Note, that any non-empty values from path match override extra parameters passed during initialization.

url helper

There is wheezy.routing.url() function (that is actually just an exporting name for url()) that let you make your url mapping more readable:

from wheezy.routing import url


urls = [
    url('posts', latest_posts, kwargs={'blog_id': 100})
]

Named Mapping

Each path mapping you create is automatically named after the handler name. The convention as to the name is: translate handler name from camel case to underscope name and remove anything ended by handler, controller, etc. So LatestPostsHandler is named as latest_posts.

You can specify other name during mapping, it is convenient to use url()) function for this:

urls = [
    url('posts', latest_posts, name='posts')
]

When you know name for url mapping you can reconstruct it path.

Adding Routes

You have an instance of wheezy.routing.Router (PathRouter). Call it method add_routes() to add any mapping you have. Here is how we do it in Hello World example:

r = Router()
r.add_routes([
    ('/', hello_world)
])

... or Server Time:

import config
import urls

r = config.router
r.add_routes(urls.home)

Route Builders

Every path mapping you add to router is translated to appropriate route match strategy. The avaiable routing match strategies are definded in config module by route_builders list include:

  1. plain
  2. regex
  3. curly

Plain Route

The plain route is selected in case the path satisfy the following regular expression (at least one word, '/' or '-' character):

^[\w/-]+$

The matching paths include: account/login, blog/list, etc. The strategy performs exact string marching. In case the matching string ends with path segment delimiter character '/', the strategy is changed to match the beginning of path, thus server/ pattern match any path starting with server/, e.g. server/info, etc.

Regex Route

Any valid regular expression will match this strategy. However there few limitation that applies if you would like to build paths by name (reverse function to path matching). Use regex syntax only inside named groups, create them as much as necessary. The path build strategy simply replaces named groups with values supplied.

Curly Route

This is just a simplified version of regex routes. You define a named group by using curly brakets. The curly expression abc/{id} is convered into regex abc/(?P<id>[^/]+). The form of curly expression (pattern is optional and corresponds to segment by default):

{name[:pattern]}

The name inside curly expression can be constrained with the following patterns:

  • i, int, number, digits - one or more digits
  • w, word - one or more word characters
  • s, segment, part - everything until '/' (path segment)
  • a, any, rest - match anything

Here are examples of valid expressions:

posts/{year:i}/{month:i}
account/{name:w}

Building Paths

Once you have defined routes you can build paths from them. See Named Mapping how the name of url mapping is cunstructed.

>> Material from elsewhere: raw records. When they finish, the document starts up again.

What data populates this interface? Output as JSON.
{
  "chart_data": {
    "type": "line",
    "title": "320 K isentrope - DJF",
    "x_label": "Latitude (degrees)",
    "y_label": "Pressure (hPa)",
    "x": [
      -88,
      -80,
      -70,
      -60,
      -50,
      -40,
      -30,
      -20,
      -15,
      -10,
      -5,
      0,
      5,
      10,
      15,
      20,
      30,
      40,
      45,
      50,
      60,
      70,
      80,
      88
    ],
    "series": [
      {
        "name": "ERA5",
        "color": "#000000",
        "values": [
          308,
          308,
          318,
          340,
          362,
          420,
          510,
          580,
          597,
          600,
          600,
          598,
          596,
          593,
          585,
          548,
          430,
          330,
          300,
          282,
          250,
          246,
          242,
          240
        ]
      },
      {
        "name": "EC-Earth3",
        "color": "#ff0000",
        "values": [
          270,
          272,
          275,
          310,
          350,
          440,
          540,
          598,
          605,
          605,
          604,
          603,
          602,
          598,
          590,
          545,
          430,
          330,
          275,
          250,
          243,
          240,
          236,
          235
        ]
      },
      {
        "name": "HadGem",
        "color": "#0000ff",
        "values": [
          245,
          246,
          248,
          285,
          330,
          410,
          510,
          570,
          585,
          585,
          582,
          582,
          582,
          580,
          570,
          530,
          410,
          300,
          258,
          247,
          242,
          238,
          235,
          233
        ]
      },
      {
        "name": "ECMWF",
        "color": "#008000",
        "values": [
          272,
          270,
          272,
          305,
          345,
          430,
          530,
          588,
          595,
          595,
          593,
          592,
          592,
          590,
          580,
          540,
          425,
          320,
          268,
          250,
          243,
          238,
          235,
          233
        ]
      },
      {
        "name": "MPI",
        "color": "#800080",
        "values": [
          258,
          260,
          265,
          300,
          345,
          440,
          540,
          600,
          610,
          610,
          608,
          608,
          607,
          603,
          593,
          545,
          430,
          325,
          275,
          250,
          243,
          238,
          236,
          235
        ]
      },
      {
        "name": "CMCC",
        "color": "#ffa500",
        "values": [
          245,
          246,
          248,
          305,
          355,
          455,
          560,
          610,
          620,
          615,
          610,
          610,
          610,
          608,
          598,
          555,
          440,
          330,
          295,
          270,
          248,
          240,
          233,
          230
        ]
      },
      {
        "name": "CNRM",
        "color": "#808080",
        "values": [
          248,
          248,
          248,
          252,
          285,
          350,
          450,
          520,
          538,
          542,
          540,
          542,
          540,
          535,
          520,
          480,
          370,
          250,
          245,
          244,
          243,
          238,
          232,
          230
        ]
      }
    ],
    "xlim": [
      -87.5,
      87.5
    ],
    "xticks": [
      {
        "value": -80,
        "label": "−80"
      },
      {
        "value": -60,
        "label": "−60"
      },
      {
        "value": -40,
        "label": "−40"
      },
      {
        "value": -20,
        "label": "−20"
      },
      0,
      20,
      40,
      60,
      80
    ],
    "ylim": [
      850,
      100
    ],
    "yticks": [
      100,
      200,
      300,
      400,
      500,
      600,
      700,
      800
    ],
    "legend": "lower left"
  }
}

Here is a example from Server Time:

    return ["Welcome!  <a href='%s'>Server Time</a>" %
            r.path_for('now')]

You can pass optional values that will be used to replace named groups of the path matching pattern:

>>> r = RegexRoute(
...     r'abc/(?P<month>\d+)/(?P<day>\d+)'
... )
>>> r.path_for(dict(month=6, day=9))
'abc/6/9'
>>> r.path_for(dict(month=6))
'abc/6'
>>> r.path_for()
'abc'

Values passed to path_for() method override any values used during initialization of url mapping.